III. Stoics Don't Complain

When to seek help and the ingredients for happiness

Welcome to The Stoa Letter, the newsletter on Stoic theory and practice.

Each week we share one meditation on Stoic theory, one action to do in order to become more Stoic, and links to the best resources we’ve found.

🏛️ Theory

The stereotype of the Stoic attitude is the Stoic cow, calmly chewing grass in the pouring rain:

Stoic Cows

Yes, this is a caricature, but it is true: Stoics don’t complain.

When you complain, you promote the false idea that things not up to you are harmful. If you’re annoyed by a long wait, loud music, or fatigue, remember that such things do not hurt you.

Why? Because it is our opinion about things, not things in themselves that hurt us. One person meets the prospect of waiting in a long line with joy and another lets the delay defeat them. What’s the difference? Their judgments about the situation.

Instead of complaining, try to change the situation. Find another line, ask your neighbor to turn down their music, or get better sleep. If that doesn’t work, reconcile yourself to fate. See what is good in it, enjoy that, and turn to what matters.

Does this mean that you should suffer in silence? Sometimes, but not always. There are no easy rules.

Stoics don’t grumble and grouse, but that doesn’t mean they face every obstacle alone.

Why? There are two key risks with gritting your teeth and bearing your burdens solo.

The first is that silence causes you to fail. Everyone needs to ask for assistance in their life:

There’s no shame in being helped, because you’ve got to do the job you’ve been set, like a soldier storming a city wall. Suppose you had a limp and were unable to scale the battlements on your own, but could do so with someone else’s assistance.

Marcus Aurelius, Meditations 7.7

The goal is to achieve the objective, not to do it all yourself.

In the words of the philosopher Alasdair MacIntyre, we are dependent rational animals. We’re social creatures who rely on people around us, many of whom we’ll never meet. Even as we travel our own path, we use the roads built by those who came before, offer assistance to our fellow travelers in turn, and pay forward any help we gratefully receive.

The second is that silence blinds you to your own needs. Consider the friend in denial about anger management issues or the addict concealing substance abuse. While feigning strength may seem protective in the moment, it promotes self-ignorance. When people are unwilling to confront reality, everyone eventually pays the cost.

Remember, the goal is to solve the problem. Not to suffer in silence. Often you should share and assert your needs. This is different from complaining.

If you need help, get it. If you can, be specific. Do not go about vaguely complaining about the world or casting blame. Instead, consider how you or others can precisely solve the problem.
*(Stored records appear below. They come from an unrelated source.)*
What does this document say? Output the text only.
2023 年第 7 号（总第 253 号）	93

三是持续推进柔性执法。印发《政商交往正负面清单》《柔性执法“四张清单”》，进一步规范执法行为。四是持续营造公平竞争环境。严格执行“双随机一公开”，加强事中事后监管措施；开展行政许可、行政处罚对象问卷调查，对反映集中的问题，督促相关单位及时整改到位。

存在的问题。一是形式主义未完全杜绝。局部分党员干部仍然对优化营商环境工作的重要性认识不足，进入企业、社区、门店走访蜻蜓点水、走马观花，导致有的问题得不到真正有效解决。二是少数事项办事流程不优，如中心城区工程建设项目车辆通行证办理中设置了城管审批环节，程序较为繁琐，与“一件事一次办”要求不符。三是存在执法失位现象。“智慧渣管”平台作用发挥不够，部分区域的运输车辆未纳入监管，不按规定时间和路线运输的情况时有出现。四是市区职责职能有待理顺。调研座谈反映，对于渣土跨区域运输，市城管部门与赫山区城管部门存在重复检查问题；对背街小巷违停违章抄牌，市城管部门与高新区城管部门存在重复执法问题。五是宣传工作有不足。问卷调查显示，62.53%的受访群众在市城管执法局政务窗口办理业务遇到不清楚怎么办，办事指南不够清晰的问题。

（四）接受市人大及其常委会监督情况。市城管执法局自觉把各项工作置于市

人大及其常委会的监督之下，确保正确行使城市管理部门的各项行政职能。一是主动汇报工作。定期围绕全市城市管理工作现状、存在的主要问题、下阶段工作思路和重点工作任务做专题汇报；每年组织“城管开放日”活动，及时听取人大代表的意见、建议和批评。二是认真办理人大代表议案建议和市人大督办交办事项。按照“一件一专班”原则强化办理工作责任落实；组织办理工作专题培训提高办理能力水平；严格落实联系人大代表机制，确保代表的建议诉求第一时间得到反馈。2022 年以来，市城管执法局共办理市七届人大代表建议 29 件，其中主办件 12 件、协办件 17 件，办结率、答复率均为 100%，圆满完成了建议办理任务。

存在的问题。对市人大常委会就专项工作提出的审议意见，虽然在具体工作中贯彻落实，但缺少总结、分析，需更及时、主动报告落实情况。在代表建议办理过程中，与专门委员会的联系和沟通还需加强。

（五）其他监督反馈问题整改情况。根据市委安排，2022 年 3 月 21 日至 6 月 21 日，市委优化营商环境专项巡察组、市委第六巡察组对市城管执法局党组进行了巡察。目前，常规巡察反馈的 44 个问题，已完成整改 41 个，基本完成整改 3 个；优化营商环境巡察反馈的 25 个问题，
Approach whoever is playing loud music and work out a deal. Come up with a better sleep schedule. If you don’t like how a coworker communicates, figure out what is driving them and see if there’s a workaround that addresses both of your styles.

There is always a route to self-transformation without complaining. But it’s not a path we need to take alone.

🎯 Action

Catch yourself before you complain. Solve the issue, seek help from others, or willingly accept it.

🔗 Links

🖼️ A phrase you should know: per aspera ad astra. Meaning through hardship to the stars.
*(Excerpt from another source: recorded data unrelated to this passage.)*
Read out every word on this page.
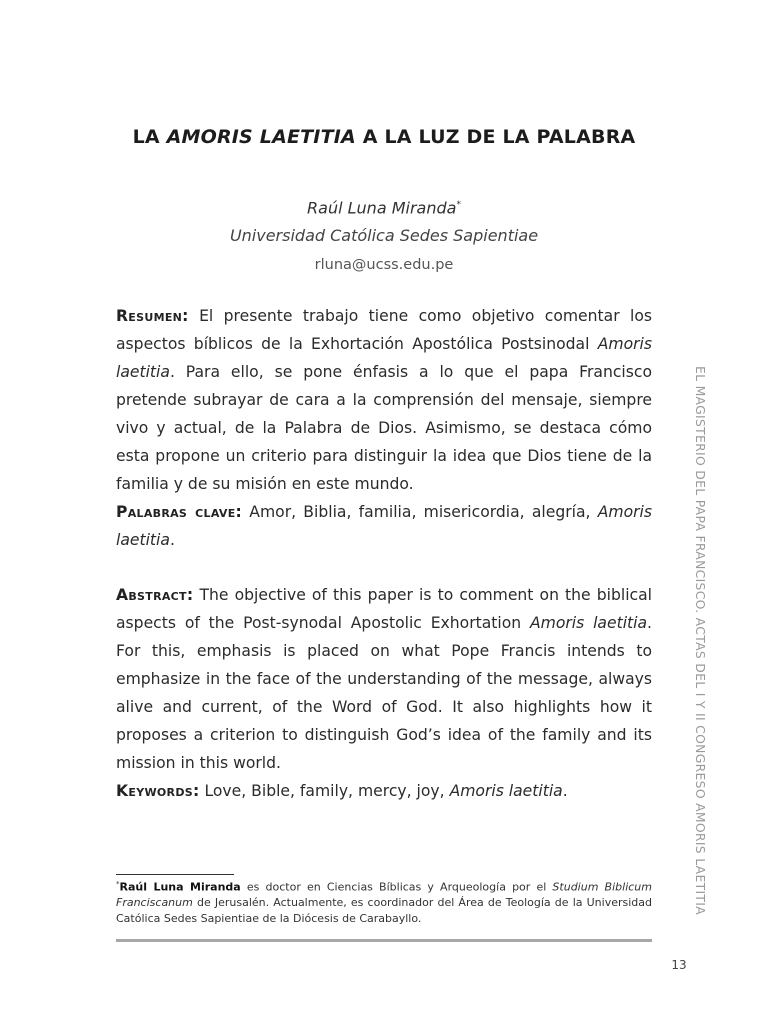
LA AMORIS LAETITIA A LA LUZ DE LA PALABRA
Raúl Luna Miranda*
Universidad Católica Sedes Sapientiae
rluna@ucss.edu.pe

Resumen: El presente trabajo tiene como objetivo comentar los aspectos bíblicos de la Exhortación Apostólica Postsinodal Amoris laetitia. Para ello, se pone énfasis a lo que el papa Francisco pretende subrayar de cara a la comprensión del mensaje, siempre vivo y actual, de la Palabra de Dios. Asimismo, se destaca cómo esta propone un criterio para distinguir la idea que Dios tiene de la familia y de su misión en este mundo.

Palabras clave: Amor, Biblia, familia, misericordia, alegría, Amoris laetitia.

Abstract: The objective of this paper is to comment on the biblical aspects of the Post-synodal Apostolic Exhortation Amoris laetitia. For this, emphasis is placed on what Pope Francis intends to emphasize in the face of the understanding of the message, always alive and current, of the Word of God. It also highlights how it proposes a criterion to distinguish God’s idea of the family and its mission in this world.

Keywords: Love, Bible, family, mercy, joy, Amoris laetitia.

*Raúl Luna Miranda es doctor en Ciencias Bíblicas y Arqueología por el Studium Biblicum Franciscanum de Jerusalén. Actualmente, es coordinador del Área de Teología de la Universidad Católica Sedes Sapientiae de la Diócesis de Carabayllo.

EL MAGISTERIO DEL PAPA FRANCISCO. ACTAS DEL I Y II CONGRESO AMORIS LAETITIA
13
📘 An excellent companion to the commentary on the Elle piece last letter, Brittany Polat writes about love in Living Agreement.

Stoicism teaches us to avoid empathy – feeling alongside other people. Instead of feeling bad with them, we can cultivate the genuine desire to come to their aid. We show we care about others through our acts, not mere feeling. Brittany Polat concludes her piece this Stoic insight:

It’s almost ironic that we can only truly love other people after we realize our happiness does not depend on them. But this is what it means to love wisely. We realize that our own capacity to love is determined by our own character, and we find a deep happiness by fulfilling our own nature as a human through the highest expressions of goodwill and love. Just as a parent loves a child for the child’s own sake, Stoic wisdom allows us to love other people for their own sake and not because we expect to receive something in return. Only then can we flourish, because we only find true happiness by loving others.

Brittany Polat

📙 The curmudgeonly philosopher William Valencia writes about his ingredients for happiness: acceptance, gratitude, luck, striving. The Stoic answer is simple: all you need is virtue.

What are your ingredients for a happy life?